With such playful narration, it comes as no surprise that excruciating incidences are imparted with flippancy. Zhang’s characters sometimes commit heinous acts, like in ‘The Empty, the Empty, the Empty’, which follows a day in the life of Francine, Lucy, and Lucy’s cousin Frangie. This story features a harrowing rape scene, orchestrated by children all still in elementary school: clumsy, naive and unaware of the gravity of the situation.

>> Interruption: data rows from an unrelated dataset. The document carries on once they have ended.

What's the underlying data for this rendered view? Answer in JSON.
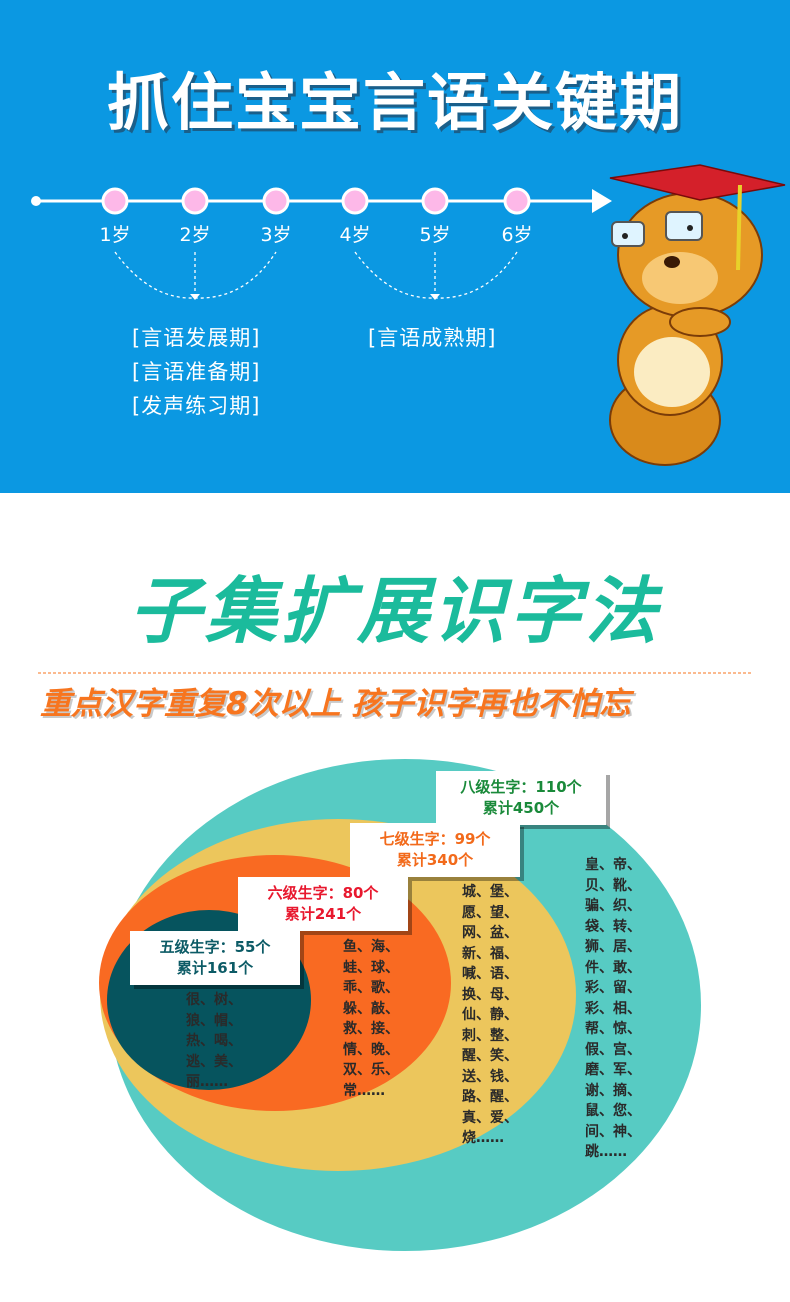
{
  "header": {
    "title": "抓住宝宝言语关键期"
  },
  "timeline": {
    "ages": [
      "1岁",
      "2岁",
      "3岁",
      "4岁",
      "5岁",
      "6岁"
    ],
    "group1": [
      "[言语发展期]",
      "[言语准备期]",
      "[发声练习期]"
    ],
    "group2": [
      "[言语成熟期]"
    ]
  },
  "section2": {
    "title": "子集扩展识字法",
    "subtitle": "重点汉字重复8次以上  孩子识字再也不怕忘"
  },
  "levels": [
    {
      "label": "五级生字：55个",
      "total": "累计161个",
      "color": "#0c5b66",
      "chars": "很、树、\n狼、帽、\n热、喝、\n逃、美、\n丽……"
    },
    {
      "label": "六级生字：80个",
      "total": "累计241个",
      "color": "#e8182e",
      "chars": "鱼、海、\n蛙、球、\n乖、歌、\n躲、敲、\n救、接、\n情、晚、\n双、乐、\n常……"
    },
    {
      "label": "七级生字：99个",
      "total": "累计340个",
      "color": "#f26a1b",
      "chars": "城、堡、\n愿、望、\n网、盆、\n新、福、\n喊、语、\n换、母、\n仙、静、\n刺、整、\n醒、笑、\n送、钱、\n路、醒、\n真、爱、\n烧……"
    },
    {
      "label": "八级生字：110个",
      "total": "累计450个",
      "color": "#1a8a3a",
      "chars": "皇、帝、\n贝、靴、\n骗、织、\n袋、转、\n狮、居、\n件、敢、\n彩、留、\n彩、相、\n帮、惊、\n假、宫、\n磨、军、\n谢、摘、\n鼠、您、\n间、神、\n跳……"
    }
  ],
  "colors": {
    "blue": "#0b98e2",
    "teal": "#57cbc3",
    "yellow": "#ecc65c",
    "orange": "#f96a22",
    "dark": "#06545e"
  }
}
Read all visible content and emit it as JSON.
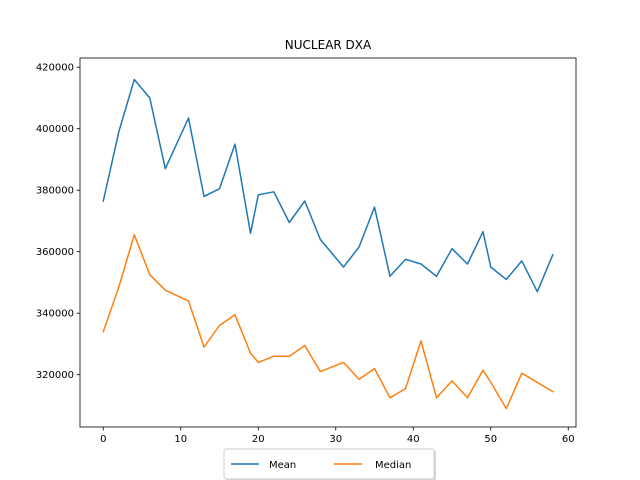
{
  "chart_data": {
    "type": "line",
    "title": "NUCLEAR DXA",
    "xlabel": "",
    "ylabel": "",
    "xlim": [
      -3,
      61
    ],
    "ylim": [
      303000,
      423000
    ],
    "xticks": [
      0,
      10,
      20,
      30,
      40,
      50,
      60
    ],
    "yticks": [
      320000,
      340000,
      360000,
      380000,
      400000,
      420000
    ],
    "legend_position": "bottom-center",
    "grid": false,
    "series": [
      {
        "name": "Mean",
        "color": "#1f77b4",
        "points": [
          [
            0,
            376500
          ],
          [
            2,
            399000
          ],
          [
            4,
            416000
          ],
          [
            6,
            410000
          ],
          [
            8,
            387000
          ],
          [
            11,
            403500
          ],
          [
            13,
            378000
          ],
          [
            15,
            380500
          ],
          [
            17,
            395000
          ],
          [
            19,
            366000
          ],
          [
            20,
            378500
          ],
          [
            22,
            379500
          ],
          [
            24,
            369500
          ],
          [
            26,
            376500
          ],
          [
            28,
            364000
          ],
          [
            31,
            355000
          ],
          [
            33,
            361500
          ],
          [
            35,
            374500
          ],
          [
            37,
            352000
          ],
          [
            39,
            357500
          ],
          [
            41,
            356000
          ],
          [
            43,
            352000
          ],
          [
            45,
            361000
          ],
          [
            47,
            356000
          ],
          [
            49,
            366500
          ],
          [
            50,
            355000
          ],
          [
            52,
            351000
          ],
          [
            54,
            357000
          ],
          [
            56,
            347000
          ],
          [
            58,
            359000
          ]
        ]
      },
      {
        "name": "Median",
        "color": "#ff7f0e",
        "points": [
          [
            0,
            334000
          ],
          [
            2,
            348500
          ],
          [
            4,
            365500
          ],
          [
            6,
            352500
          ],
          [
            8,
            347500
          ],
          [
            11,
            344000
          ],
          [
            13,
            329000
          ],
          [
            15,
            336000
          ],
          [
            17,
            339500
          ],
          [
            19,
            327000
          ],
          [
            20,
            324000
          ],
          [
            22,
            326000
          ],
          [
            24,
            326000
          ],
          [
            26,
            329500
          ],
          [
            28,
            321000
          ],
          [
            31,
            324000
          ],
          [
            33,
            318500
          ],
          [
            35,
            322000
          ],
          [
            37,
            312500
          ],
          [
            39,
            315500
          ],
          [
            41,
            331000
          ],
          [
            43,
            312500
          ],
          [
            45,
            318000
          ],
          [
            47,
            312500
          ],
          [
            49,
            321500
          ],
          [
            50,
            317500
          ],
          [
            52,
            309000
          ],
          [
            54,
            320500
          ],
          [
            58,
            314500
          ]
        ]
      }
    ]
  }
}
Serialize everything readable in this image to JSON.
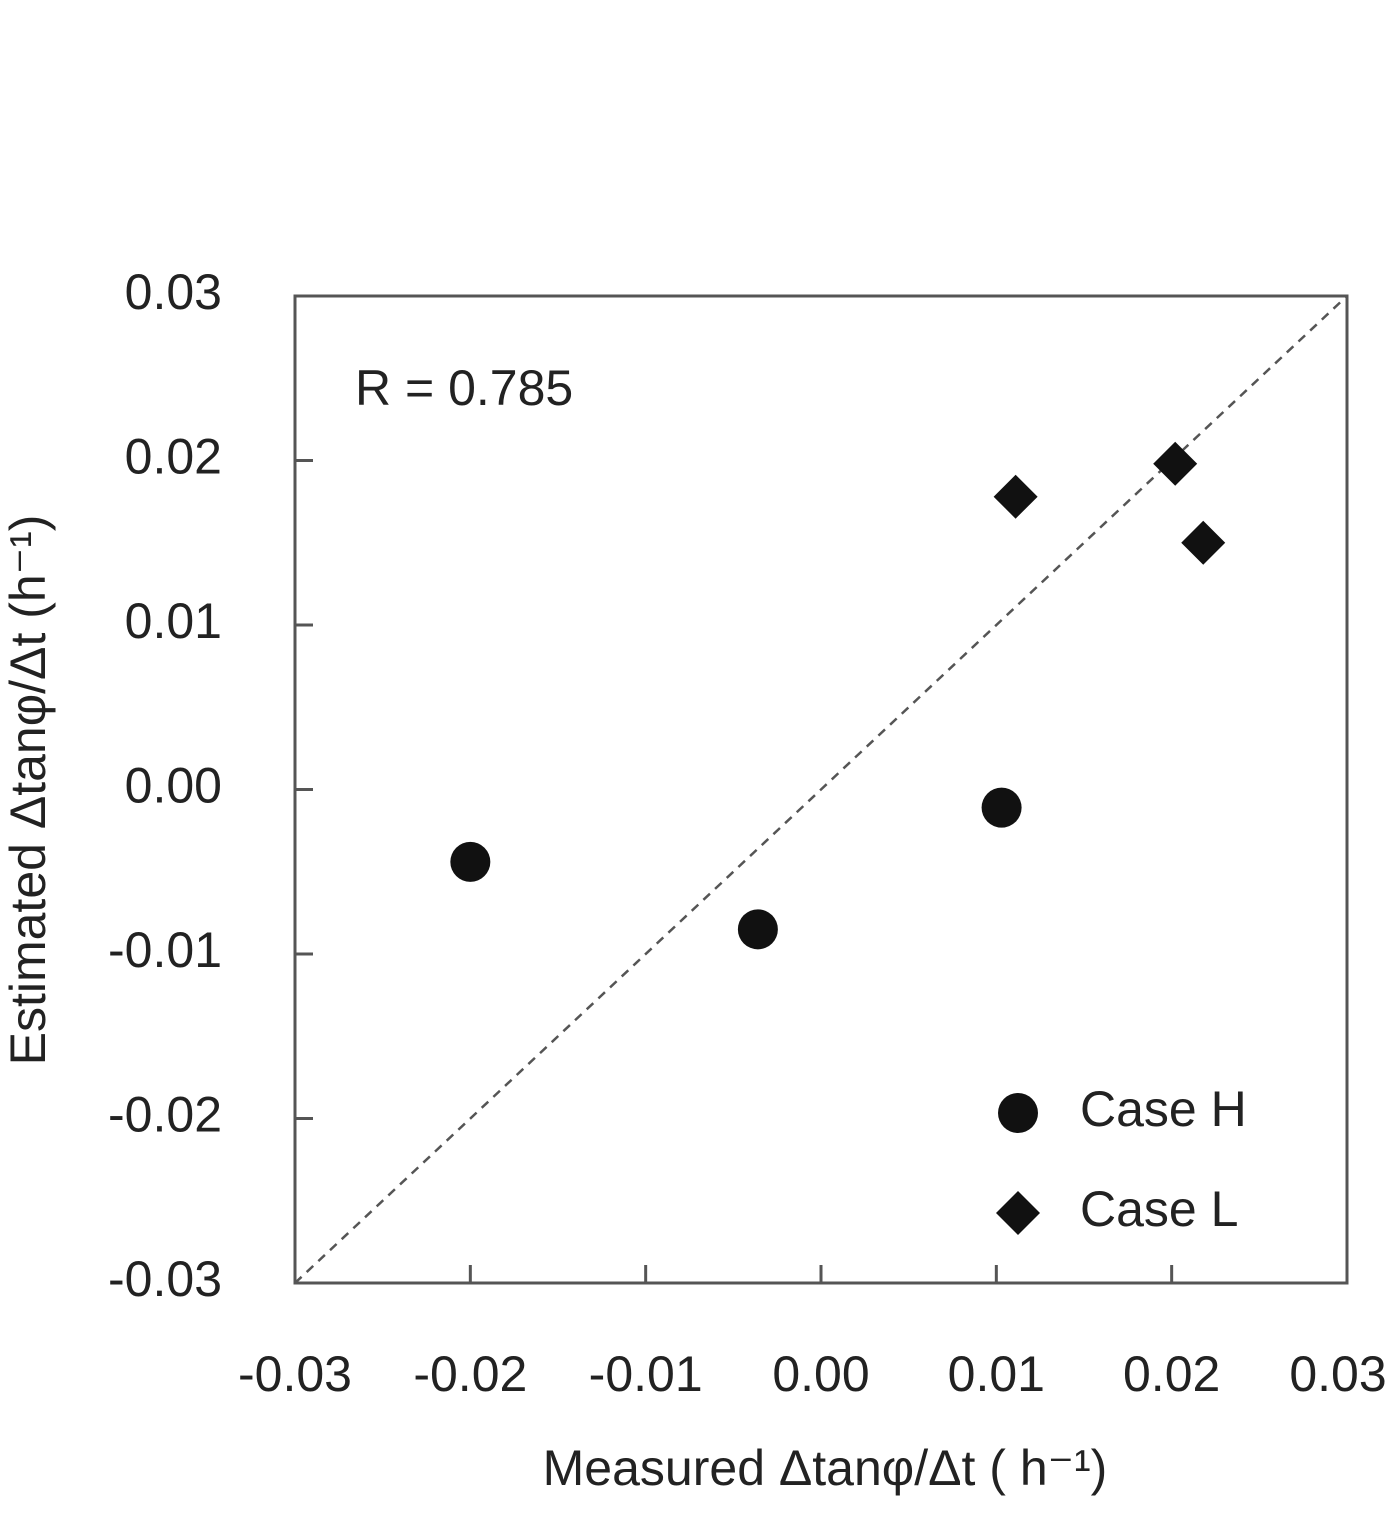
{
  "chart_data": {
    "type": "scatter",
    "annotation": "R = 0.785",
    "x_label": "Measured  Δtanφ/Δt  ( h⁻¹)",
    "y_label": "Estimated  Δtanφ/Δt  (h⁻¹)",
    "xlim": [
      -0.03,
      0.03
    ],
    "ylim": [
      -0.03,
      0.03
    ],
    "xticks": [
      -0.03,
      -0.02,
      -0.01,
      {
        "value": 0,
        "label": "0.00"
      },
      0.01,
      0.02,
      0.03
    ],
    "yticks": [
      -0.03,
      -0.02,
      -0.01,
      {
        "value": 0,
        "label": "0.00"
      },
      0.01,
      0.02,
      0.03
    ],
    "identity_line": true,
    "legend": "lower right",
    "series": [
      {
        "name": "Case H",
        "marker": "circle",
        "color": "#111111",
        "x": [
          -0.02,
          -0.0036,
          0.0103
        ],
        "values": [
          -0.0044,
          -0.0085,
          -0.0011
        ]
      },
      {
        "name": "Case L",
        "marker": "diamond",
        "color": "#111111",
        "x": [
          0.0111,
          0.0202,
          0.0218
        ],
        "values": [
          0.0178,
          0.0198,
          0.015
        ]
      }
    ]
  }
}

Gruesome perhaps, but it does not feel gratuitous. In interviews, Zhang emphasises her choice of such graphic portrayals of violence and cruelty as a portrayal that ‘resists crass moralising’ and offers a depiction of the immigrant experience that refuses to pander to the ‘good immigrant’ stereotype so often expected from minority writers. Zhang says ‘I didn’t go to extreme lengths to ensure every character was loveable or even likeable, but I didn’t make them monsters either. They are children, after all, who (hopefully) are still allowed the right to make mistakes, learn, and grow.’

Centring these voices, and doing it with a generosity that eschews the obvious tropes, is what makes Sour Heart a worthwhile, timely read.